What is this bilinear interpolation kernel in the paper PersonLab: Person Pose Estimation and Instance Segmentation with a Bottom-Up, Part-Based, Geometric Embedding Model page 6 equation (1)?
Here it is: $$ h_k(x) = \frac{1}{\pi R^2}\sum_{i=1:N}p_k(x_i)B(x_i+S_k(x_i)-x) $$ where:
- $x$, $x_i$ are image coordinates (2-D vectors).
- $h_k \colon \mathbb{R}^2 \mapsto \mathbb{R}$ localized heatmaps obtained by a sort of Hough voting.
- $S_k \colon \mathbb{R}^2 \mapsto \mathbb{R}$ offest vectors
- $p_k \colon \mathbb{R}^2 \mapsto \mathbb{R}^2$ heatmaps
- $B(.)$ denotes the bilinear interpolation kernel.

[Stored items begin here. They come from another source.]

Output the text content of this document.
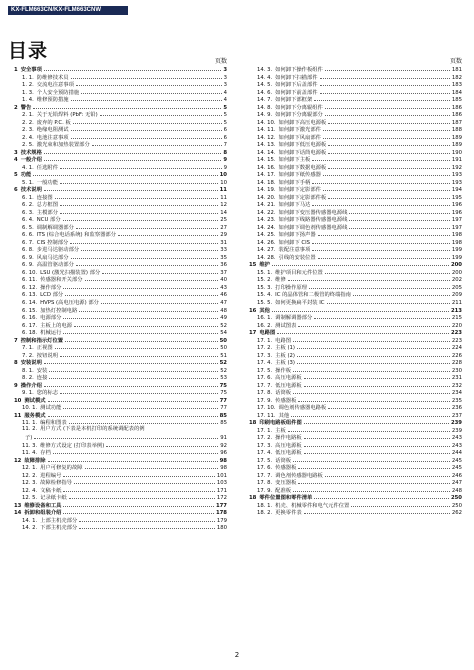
KX-FLM663CN/KX-FLM663CNW
目录	页数
1 安全事项	3
1. 1. 防维修技术员	3
1. 2. 交流电注意事项	3
1. 3. 个人安全预防措施	4
1. 4. 维修预防措施	4
2 警告	5
2. 1. 关于无铅焊料 (PbF: 无铅)	5
2. 2. 废弃的 P.C. 板	5
2. 3. 绝缘电阻测试	6
2. 4. 电池注意事项	6
2. 5. 激光束和加热装置部分	7
3 技术规格	8
4 一般介绍	9
4. 1. 任选附件	9
5 功能	10
5. 1. 一般功能	10
6 技术说明	11
6. 1. 连接图	11
6. 2. 总方框图	12
6. 3. 主模部分	14
6. 4. NCU 部分	25
6. 5. 调制解调器部分	27
6. 6. ITS (综合电话系统) 和监察器部分	29
6. 7. CIS 控制部分	31
6. 8. 步进马达驱动部分	33
6. 9. 风扇马达部分	35
6. 9. 高温管驱动部分	36
6. 10. LSU (激光扫描装置) 部分	37
6. 11. 传感器和开关部分	40
6. 12. 操作部分	43
6. 13. LCD 部分	46
6. 14. HVPS (高电压电源) 部分	47
6. 15. 加热灯控制电路	48
6. 16. 电源部分	49
6. 17. 主板上的电源	52
6. 18. 机械运行	54
7 控制和指示灯位置	50
7. 1. 正视图	50
7. 2. 按钮说明	51
8 安装说明	52
8. 1. 安装	52
8. 2. 连接	53
9 操作介绍	75
9. 1. 您的标志	75
10 测试模式	77
10. 1. 测试功能	77
11 服务模式	85
11. 1. 编程和图表	85
11. 2. 用户方式 (下表是本机打印的系统调配表的例
子)	91
11. 3. 维修方式设定 (打印表举例)	92
11. 4. 存档	96
12 故障排除	98
12. 1. 用户可修复的故障	98
12. 2. 进程编号	101
12. 3. 故障检修指导	103
12. 4. 文稿卡纸	171
12. 5. 记录纸卡纸	172
13 维修设备和工具	177
14 拆卸和组装介绍	178
14. 1. 上部主机壳部分	179
14. 2. 下部主机壳部分	180
页数
14. 3. 如何卸下操作板组件	181
14. 4. 如何卸下扫描部件	182
14. 5. 如何卸下后盖部件	183
14. 6. 如何卸下前盖部件	184
14. 7. 如何卸下部框架	185
14. 8. 如何卸下分离辊组件	186
14. 9. 如何卸下分离辊部分	186
14. 10. 如何卸下高压电源板	187
14. 11. 如何卸下激光部件	188
14. 12. 如何卸下风扇部件	189
14. 13. 如何卸下低压电源板	189
14. 14. 如何卸下话筒电源板	190
14. 15. 如何卸下主板	191
14. 16. 如何卸下数据电源板	192
14. 17. 如何卸下纸传感器	193
14. 18. 如何卸下手柄	193
14. 19. 如何卸下定影部件	194
14. 20. 如何卸下定影部件板	195
14. 21. 如何卸下马达	196
14. 22. 如何卸下变压器传感器电源线	196
14. 23. 如何卸下线路器传感器电源线	197
14. 24. 如何卸下调色剂传感器电源线	197
14. 25. 如何卸下扬声器	198
14. 26. 如何卸下 CIS	198
14. 27. 装配注意事项	199
14. 28. 引线的安装位置	199
15 维护	200
15. 1. 维护项目和元件位置	200
15. 2. 维修	202
15. 3. 打印操作原理	205
15. 4. IC 的晶体管和二极管的终端指南	209
15. 5. 如何更换扁平封装 IC	211
16 其他	213
16. 1. 调制解调器部分	215
16. 2. 测试图表	220
17 电路图	223
17. 1. 电路图	223
17. 2. 主板 (1)	224
17. 3. 主板 (2)	226
17. 4. 主板 (3)	228
17. 5. 操作板	230
17. 6. 高压电源板	231
17. 7. 低压电源板	232
17. 8. 话筒板	234
17. 9. 传感器板	235
17. 10. 调色剂传感器电路板	236
17. 11. 其他	237
18 印刷电路板组件图	239
17. 1. 主板	239
17. 2. 操作电路板	243
17. 3. 高压电源板	243
17. 4. 低压电源板	244
17. 5. 话筒板	245
17. 6. 传感器板	245
17. 7. 调色剂传感器电路板	246
17. 8. 变压器板	247
17. 9. 配准板	248
18 零件位置图和零件清单	250
18. 1. 机壳、机械零件和电气元件位置	250
18. 2. 更换零件表	262
2
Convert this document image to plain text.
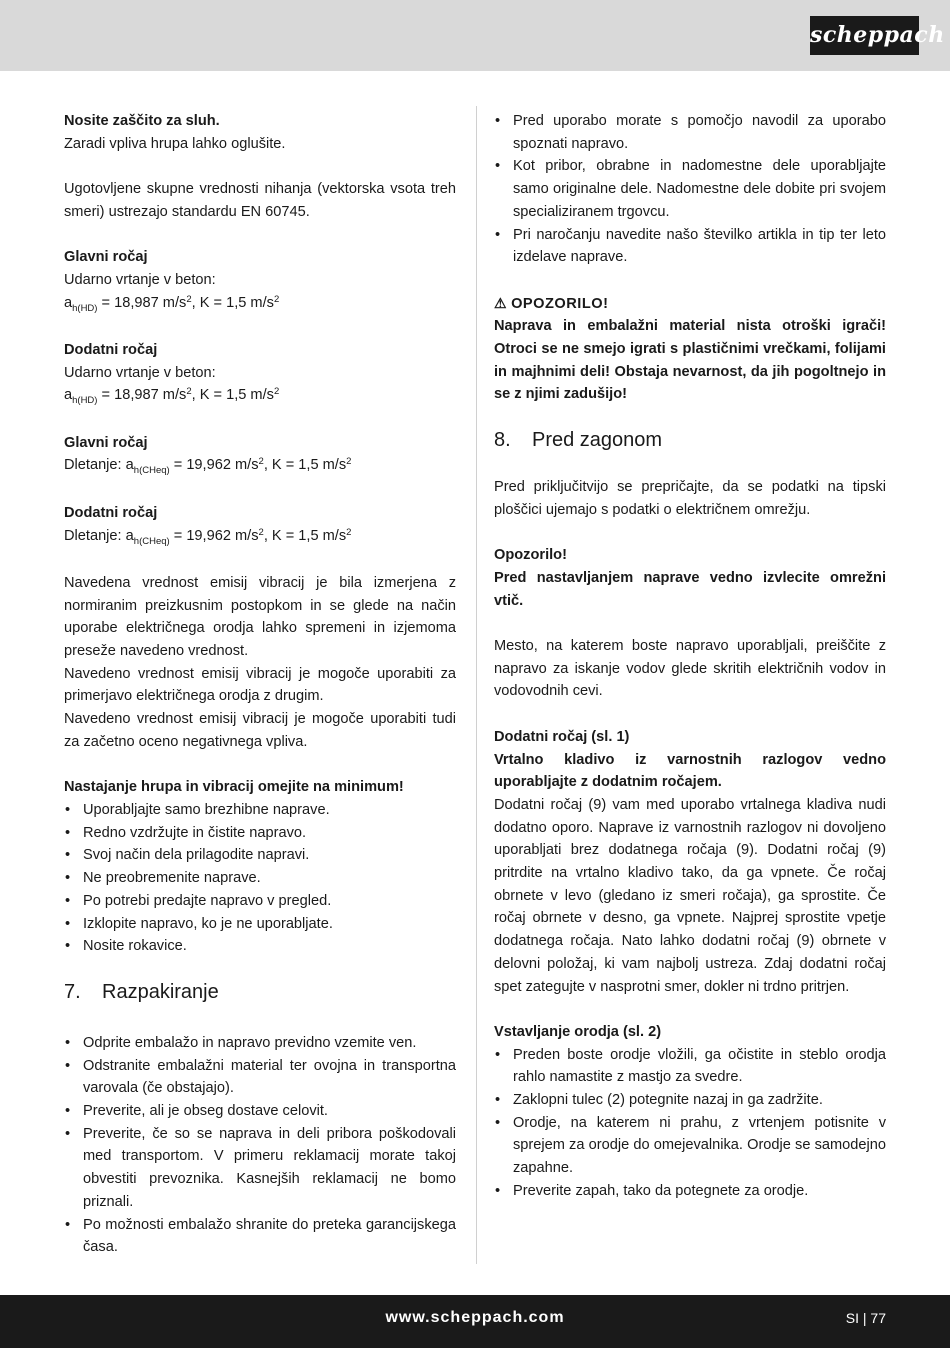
scheppach
Nosite zaščito za sluh.
Zaradi vpliva hrupa lahko oglušite.
Ugotovljene skupne vrednosti nihanja (vektorska vsota treh smeri) ustrezajo standardu EN 60745.
Glavni ročaj
Udarno vrtanje v beton:
$a_{h(HD)} = 18,987$ $m/s^2$, K = 1,5 $m/s^2$
Dodatni ročaj
Udarno vrtanje v beton:
$a_{h(HD)} = 18,987$ $m/s^2$, K = 1,5 $m/s^2$
Glavni ročaj
Dletanje: $a_{h(CHeq)} = 19,962$ $m/s^2$, K = 1,5 $m/s^2$
Dodatni ročaj
Dletanje: $a_{h(CHeq)} = 19,962$ $m/s^2$, K = 1,5 $m/s^2$
Navedena vrednost emisij vibracij je bila izmerjena z normiranim preizkusnim postopkom in se glede na način uporabe električnega orodja lahko spremeni in izjemoma preseže navedeno vrednost.
Navedeno vrednost emisij vibracij je mogoče uporabiti za primerjavo električnega orodja z drugim.
Navedeno vrednost emisij vibracij je mogoče uporabiti tudi za začetno oceno negativnega vpliva.
Nastajanje hrupa in vibracij omejite na minimum!
• Uporabljajte samo brezhibne naprave.
• Redno vzdržujte in čistite napravo.
• Svoj način dela prilagodite napravi.
• Ne preobremenite naprave.
• Po potrebi predajte napravo v pregled.
• Izklopite napravo, ko je ne uporabljate.
• Nosite rokavice.
7. Razpakiranje
• Odprite embalažo in napravo previdno vzemite ven.
• Odstranite embalažni material ter ovojna in transportna varovala (če obstajajo).
• Preverite, ali je obseg dostave celovit.
• Preverite, če so se naprava in deli pribora poškodovali med transportom. V primeru reklamacij morate takoj obvestiti prevoznika. Kasnejših reklamacij ne bomo priznali.
• Po možnosti embalažo shranite do preteka garancijskega časa.
• Pred uporabo morate s pomočjo navodil za uporabo spoznati napravo.
• Kot pribor, obrabne in nadomestne dele uporabljajte samo originalne dele. Nadomestne dele dobite pri svojem specializiranem trgovcu.
• Pri naročanju navedite našo številko artikla in tip ter leto izdelave naprave.
⚠ OPOZORILO!
Naprava in embalažni material nista otroški igrači! Otroci se ne smejo igrati s plastičnimi vrečkami, folijami in majhnimi deli! Obstaja nevarnost, da jih pogoltnejo in se z njimi zadušijo!
8. Pred zagonom
Pred priključitvijo se prepričajte, da se podatki na tipski ploščici ujemajo s podatki o električnem omrežju.
Opozorilo!
Pred nastavljanjem naprave vedno izvlecite omrežni vtič.
Mesto, na katerem boste napravo uporabljali, preiščite z napravo za iskanje vodov glede skritih električnih vodov in vodovodnih cevi.
Dodatni ročaj (sl. 1)
Vrtalno kladivo iz varnostnih razlogov vedno uporabljajte z dodatnim ročajem.
Dodatni ročaj (9) vam med uporabo vrtalnega kladiva nudi dodatno oporo. Naprave iz varnostnih razlogov ni dovoljeno uporabljati brez dodatnega ročaja (9). Dodatni ročaj (9) pritrdite na vrtalno kladivo tako, da ga vpnete. Če ročaj obrnete v levo (gledano iz smeri ročaja), ga sprostite. Če ročaj obrnete v desno, ga vpnete. Najprej sprostite vpetje dodatnega ročaja. Nato lahko dodatni ročaj (9) obrnete v delovni položaj, ki vam najbolj ustreza. Zdaj dodatni ročaj spet zategujte v nasprotni smer, dokler ni trdno pritrjen.
Vstavljanje orodja (sl. 2)
• Preden boste orodje vložili, ga očistite in steblo orodja rahlo namastite z mastjo za svedre.
• Zaklopni tulec (2) potegnite nazaj in ga zadržite.
• Orodje, na katerem ni prahu, z vrtenjem potisnite v sprejem za orodje do omejevalnika. Orodje se samodejno zapahne.
• Preverite zapah, tako da potegnete za orodje.
www.scheppach.com	SI | 77
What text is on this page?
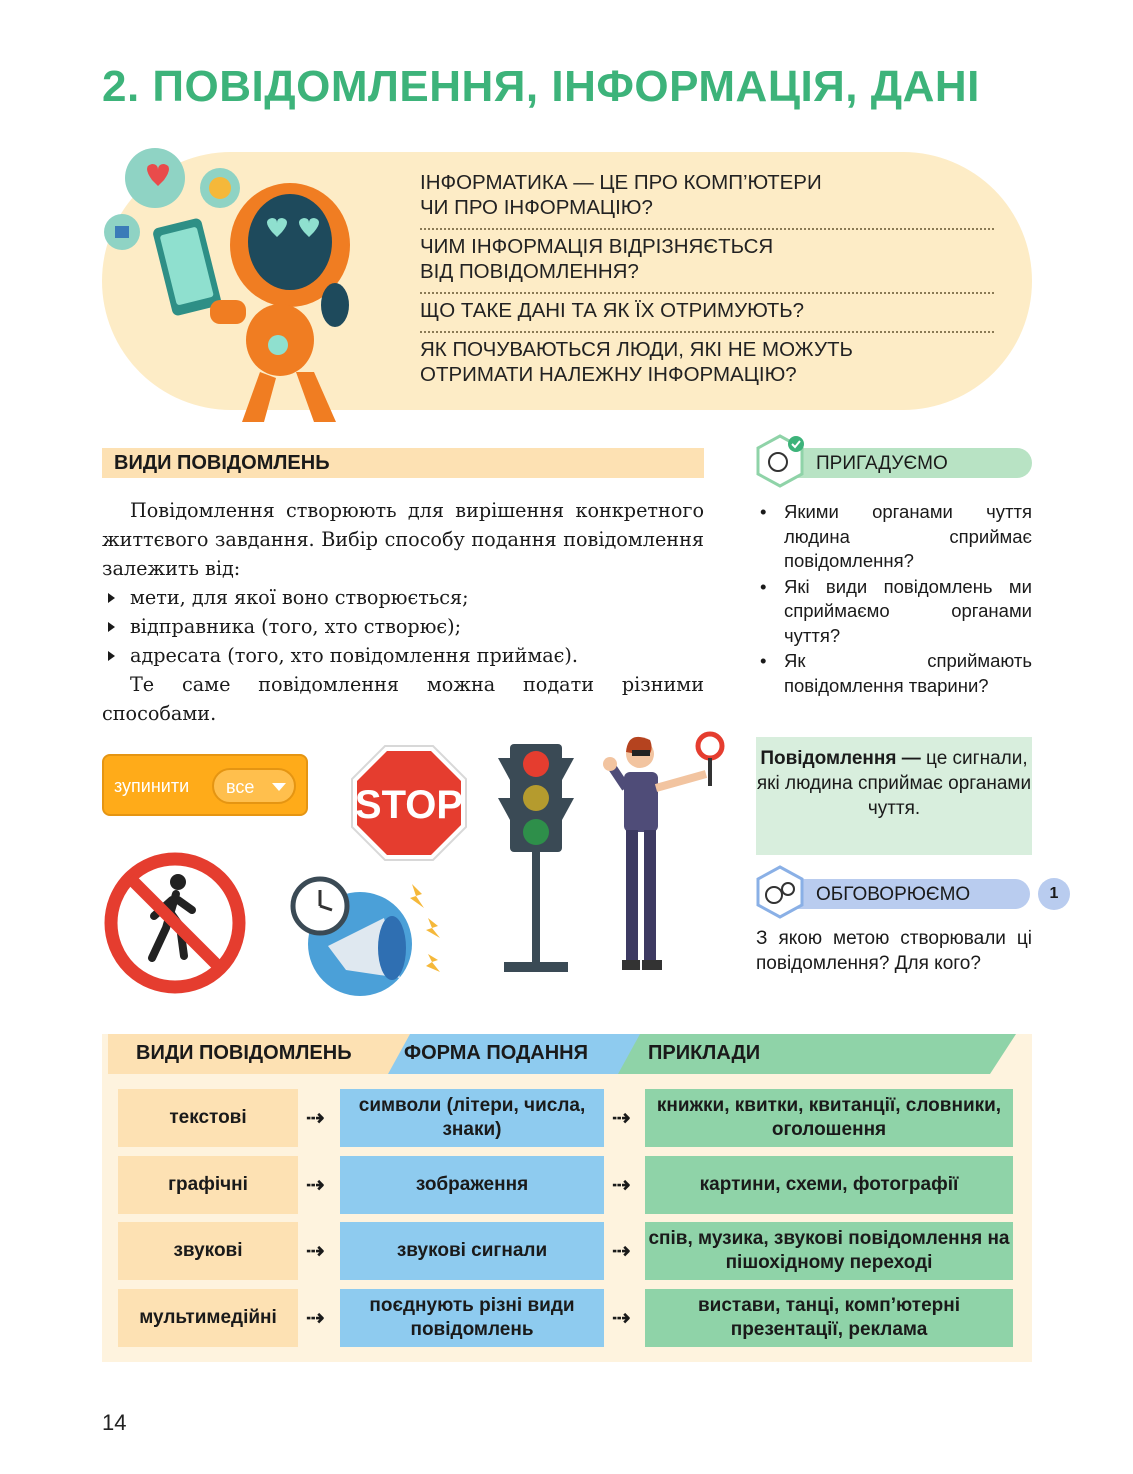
2. ПОВІДОМЛЕННЯ, ІНФОРМАЦІЯ, ДАНІ
ІНФОРМАТИКА — ЦЕ ПРО КОМП’ЮТЕРИ
ЧИ ПРО ІНФОРМАЦІЮ?
ЧИМ ІНФОРМАЦІЯ ВІДРІЗНЯЄТЬСЯ
ВІД ПОВІДОМЛЕННЯ?
ЩО ТАКЕ ДАНІ ТА ЯК ЇХ ОТРИМУЮТЬ?
ЯК ПОЧУВАЮТЬСЯ ЛЮДИ, ЯКІ НЕ МОЖУТЬ
ОТРИМАТИ НАЛЕЖНУ ІНФОРМАЦІЮ?
ВИДИ ПОВІДОМЛЕНЬ

Повідомлення створюють для вирішення конкретного життєвого завдання. Вибір способу подання повідомлення залежить від:

мети, для якої воно створюється;

відправника (того, хто створює);

адресата (того, хто повідомлення приймає).

Те саме повідомлення можна подати різними способами.

ПРИГАДУЄМО
• Якими органами чуття людина сприймає повідомлення?
• Які види повідомлень ми сприймаємо органами чуття?
• Як сприймають повідомлення тварини?
Повідомлення — це сигнали, які людина сприймає органами чуття.
ОБГОВОРЮЄМО	1
З якою метою створювали ці повідомлення? Для кого?
зупинити все	STOP
ВИДИ ПОВІДОМЛЕНЬ	ФОРМА ПОДАННЯ	ПРИКЛАДИ
текстові	⇢	символи (літери, числа, знаки)	⇢	книжки, квитки, квитанції, словники, оголошення
графічні	⇢	зображення	⇢	картини, схеми, фотографії
звукові	⇢	звукові сигнали	⇢ спів, музика, звукові повідомлення на пішохідному переході
мультимедійні	⇢	поєднують різні види повідомлень	⇢	вистави, танці, комп’ютерні презентації, реклама
14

This is a form of Hough voting: each point i in the image crop grid casts a vote with its estimate for the position of every keypoint, with the vote being weighted by the probability that it is in the disk of influence of the corresponding keypoint
I guess bilinear interpolation kernel is a class of function and not an actual one (I may be wrong).
But if it is bilinear why does it only take one argument in the equation?
Maybe this is bilinear 1D interpolation, interpolating between the coordinates of 2-D vector?
Otherwise this formula doesn't make sense.